As artes "do tempo", como a literatura, a música, o cinema, são aquelas que deixam intuir de modo mais claro a superposição entre todo e fluência. Basta ouvir,
mesmo pela primeira vez, o motivo expressivo que
emerge no prelúdio de "Tristão e Isolda" para adivinhar
o núcleo essencial do drama que deve ainda ocorrer.
Quando se conhece a ópera inteira, o tema já concentrou, no que é, aquilo que foi e aquilo que virá.
Paradoxos do tempo formam o eixo da saga "O Exterminador do Futuro", estrelada por Schwarzenegger,
que conheceu um terceiro painel neste ano. Os dois primeiros, dirigidos por James Cameron, eram bem diferentes entre si. "Terminator", de 1984, mostrava uma
trama estrita, necessária, fulminante. "Terminator 2 - O
Julgamento Final", de 1991, deixava-se tomar, de modo
esplêndido, pelos novos efeitos digitalizados. Num, era
o thriller que comandava, no outro, um formidável sentido do espetáculo. Cada um se sintonizou com o seu
momento, e o mote do futuro e do passado que se amalgamam conhecia, assim, uma espécie de progresso. Na
terceira versão, "A Rebelião das Máquinas", a volta ao
passado, na história, corresponde a uma volta ao passado do próprio cinema, a uma busca de referências nos
modos antigos do gênero de ação. O cenário final, refúgio e cárcere, retoma o modo como, em 1965, se podia
imaginar os anos 2000.
Bíceps - "Terminator 3" traz de volta o velho e bom robô mecânico, sólido e nada virtual, como os que sonhara Hoffmann, e como Fritz Lang concebeu em "Metropolis". A cena de perseguição com carros e caminhões é
formidável, marcada por um sentimento de embate
material. Esse caráter físico é forte no filme, mas a ele se
acrescenta a angústia de Édipo em conflito com o destino: retificar o que estava escrito, corrigir o que está por
vir, negar a profecia.
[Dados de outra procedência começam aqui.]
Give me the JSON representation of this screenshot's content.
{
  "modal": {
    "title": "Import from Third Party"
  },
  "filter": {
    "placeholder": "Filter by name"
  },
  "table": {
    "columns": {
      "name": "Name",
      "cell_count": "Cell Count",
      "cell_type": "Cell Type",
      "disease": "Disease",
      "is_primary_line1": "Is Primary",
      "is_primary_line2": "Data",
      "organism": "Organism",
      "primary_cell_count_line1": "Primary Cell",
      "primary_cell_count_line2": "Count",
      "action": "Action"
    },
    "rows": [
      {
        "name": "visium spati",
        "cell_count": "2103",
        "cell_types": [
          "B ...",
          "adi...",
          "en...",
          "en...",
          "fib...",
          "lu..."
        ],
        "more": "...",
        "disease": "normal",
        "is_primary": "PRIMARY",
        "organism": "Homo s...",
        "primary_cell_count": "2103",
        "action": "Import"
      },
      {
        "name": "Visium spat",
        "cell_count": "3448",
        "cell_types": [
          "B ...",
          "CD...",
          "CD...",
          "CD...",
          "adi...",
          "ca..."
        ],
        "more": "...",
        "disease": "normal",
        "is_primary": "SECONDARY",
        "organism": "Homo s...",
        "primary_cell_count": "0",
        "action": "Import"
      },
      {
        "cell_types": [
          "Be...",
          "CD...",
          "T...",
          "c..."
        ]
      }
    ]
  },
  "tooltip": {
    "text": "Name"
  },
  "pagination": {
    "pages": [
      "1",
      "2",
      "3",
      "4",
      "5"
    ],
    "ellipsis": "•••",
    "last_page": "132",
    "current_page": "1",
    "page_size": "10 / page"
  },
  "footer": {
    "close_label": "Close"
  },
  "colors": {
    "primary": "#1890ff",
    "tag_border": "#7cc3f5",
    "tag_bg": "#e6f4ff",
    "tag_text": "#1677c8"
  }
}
No ciclo de "O Exterminador do
Futuro", a necessidade primeira de salvar a espécie se
acompanha de outra, mais essencial: salvar o que pode
ser humano. O tema clássico do humanismo ameaçado
pelas máquinas toma nova espessura, muito complexa,
instaurada pelo dever e pela culpa, pela escolha, pela
contradição. As angústias ali contidas nascem da misteriosa natureza do tempo, em que conhecido e desconhecido formam o avesso e o direito.
Os três "Terminator" rompem a totalidade temporal
da obra para projetá-la num destino inacabado e incompleto, cada vez renascendo em busca da determinação que lhe dá sentido.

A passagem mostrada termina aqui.